"My dear brothers and sisters, how can you claim to have faith in our glorious Lord Jesus Christ if you favor some people over others?" (James 2:1)
Recently in a small group meeting, we discussed the early verses of the second chapter of James and all of the ways we show preferential treatment towards certain people. The Bible tells us clearly that if we have God's heart for others, we will not distinguish between rich and poor, attractive and unattractive or young and old. We will not seek relationship only with those that have the same skincolor as we do, root for the same sports team or speak with the same accent.
But, as I've pondered my personal tendencies to "prefer" one person over another, I've come to realize that my actions are often based on something deeper and, I think, darker. Left to my own doing, I am naturally (as in sin-nature) inclined to surround myself with only those people that feed and support my personal sense of rightness, well-being and ease.

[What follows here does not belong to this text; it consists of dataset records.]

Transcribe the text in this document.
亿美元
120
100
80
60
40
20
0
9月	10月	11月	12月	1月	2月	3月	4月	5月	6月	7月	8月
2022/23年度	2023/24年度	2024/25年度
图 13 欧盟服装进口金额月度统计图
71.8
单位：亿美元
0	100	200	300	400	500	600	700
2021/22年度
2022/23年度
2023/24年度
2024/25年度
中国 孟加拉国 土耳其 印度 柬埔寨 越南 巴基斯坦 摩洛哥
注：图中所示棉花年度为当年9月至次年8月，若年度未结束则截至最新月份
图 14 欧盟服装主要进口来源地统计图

I may not recognize it immediately as I survey my closest relationships, but if I look with a more critical eye, it becomes apparent that those I allow into my innermost circle generally serve to benefit me in some way, reinforce my lifestyle and beliefs, appease my ego and satisfy personal needs.
Granted, it is not inherently bad that marriage relationships and close friendships will provide a sense of belonging and of being understood and supported and accepted. But, don't we miss a greater call and purpose in relationship if we always keep at arms distance (at best) those that challenge our ways of thinking, those that might require significant sacrifice from us or those with whom it seems hardest to find common ground?
I recently finished what I now consider one of the top books I've ever read, Same Kind Of Different As Me, and because it is a true story, it opened my eyes in a new way to the depth of connection possible between people from seemingly opposite walks of life. And I am convinced that we really sell ourselves and others short in the way we usually pick and choose our relationships. I think that is at least part of the reason God considers partiality a sin (James 2:9). It cuts short the work His heart longs to do in us through those we least expect.